I had unintentionally created a place where the voices couldn’t reach me. That voice couldn’t penetrate the glass walls. I wasn’t sure why. Sometimes I wondered if she was showing me kindness, a small moment in the day where my madness couldn’t haunt me. After all, she was kind once.

I cleared my mind as I held up a piece of the euphorbia milii in my hand that had thorns all over the stem, and thoughts of last night invaded my mind again. The smug look on their faces as the miscreants boasted about exactly how they murdered Mariam.

Fuck.

How the look of surprise made them light up with glee at the fun they were going to have. The sound their blade made when they sliced her neck open. The pure blood lust for anyone whom they could overpower.

Just like that day…

I felt something wet running down my hand—blood. I was so focused on thinking about the couple that I didn’t realize the thorns had cut deep into my hands from squeezing so tightly. I didn’t move as I stared at my cut-up palm as the sting of the pain went away along with the closing of the wound. As if an expert healer had stitched me up good as new. Not a trace left.

I grabbed a cloth off the work table on the side of the greenhouse facing the back of the castle. I yelped when I found Emilia to be directly behind me, my own personal little ghost. My bloody hand dug into my chest as if I could reach into my chest and grip my beating heart.

Once my breathing had slowed, I said, “If I didn’t know any better, I would assume that you took at least a tiny bit of joy in scaring both of us with your antics.”

“You were lost in thought. I didn’t want to bother you.”

I glanced sideways at her and tilted my head. “Oh really? So, all those other times?”

She looked down as her cheeks reddened. I scoffed, knowing that I had caught her in a lie.

She was the only one that I allowed such informalities.

She bowed, walked to a large pot on the work table, and got busy tending to one of the plants. We worked in comfortable silence as the sun sped across the sky from behind the thick plume of fog. I could barely focus on the dirt beneath my fingernails as my foot couldn’t stop its incessant tapping.

Callum should have been back by now. Unless…something went wrong.

No. Now wasn’t the time. Worrying would do no good.

I could feel myself spiraling and I closed my eyes as I heard Emilia clear her throat. “I thought about what you said.” I slowly opened my eyes and looked at her. She was staring at her fingers. “You’re right.”

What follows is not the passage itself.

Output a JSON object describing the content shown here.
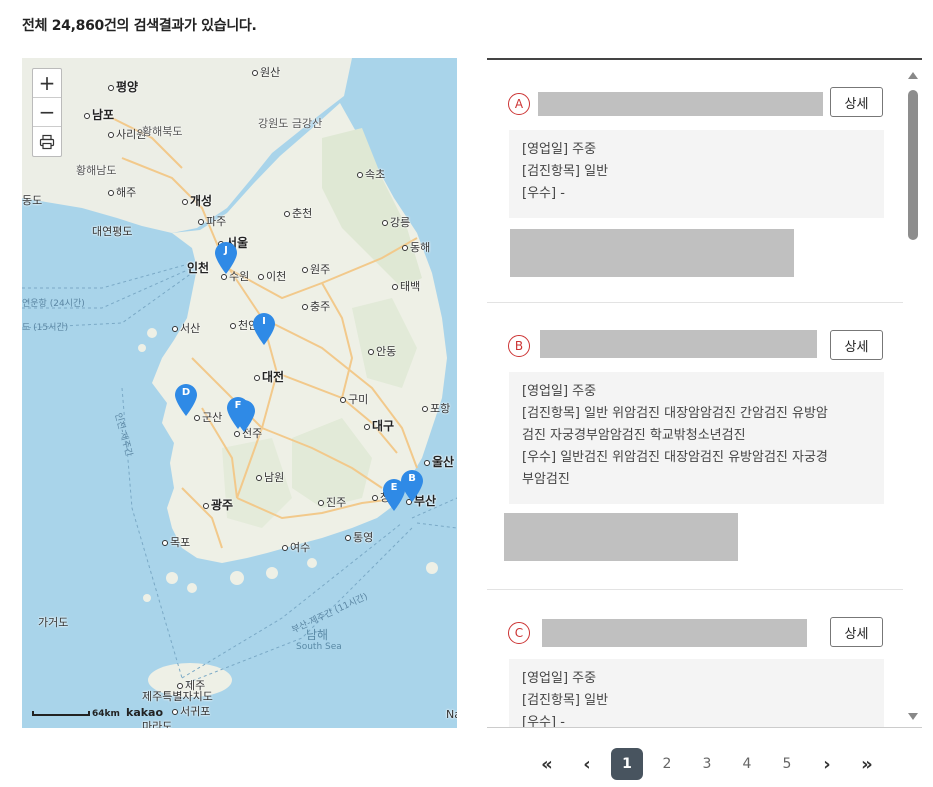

But I didn’t want to be right. I wanted to give her what she wanted, but not at the expense of the children. They did nothing. They were just names drawn from hysterics to be sacrificed to a forest to appease la bête .

She took another deep breath before saying, “Let me take over for Mariam, and I promise you, if I should find any information about the men that hurt me, I will bring it to you before doing anything brash.”

I waited, and let the words settle. I wanted to trust them… I did. I hesitated and she saw it.

“You promised me revenge.”

“I know I did, but—”

“They took everything away from me. That town. Those people. Not only was I left to die, but they… They…” She held her throat as she had that far-off look on her face as if she were reliving that moment all over again and signed, I will never forgive them .

Of all the things I thought she would say, this was not one of them. I swallowed, contemplating what she had just said and thinking about what that would mean. “Where is all of this coming from?”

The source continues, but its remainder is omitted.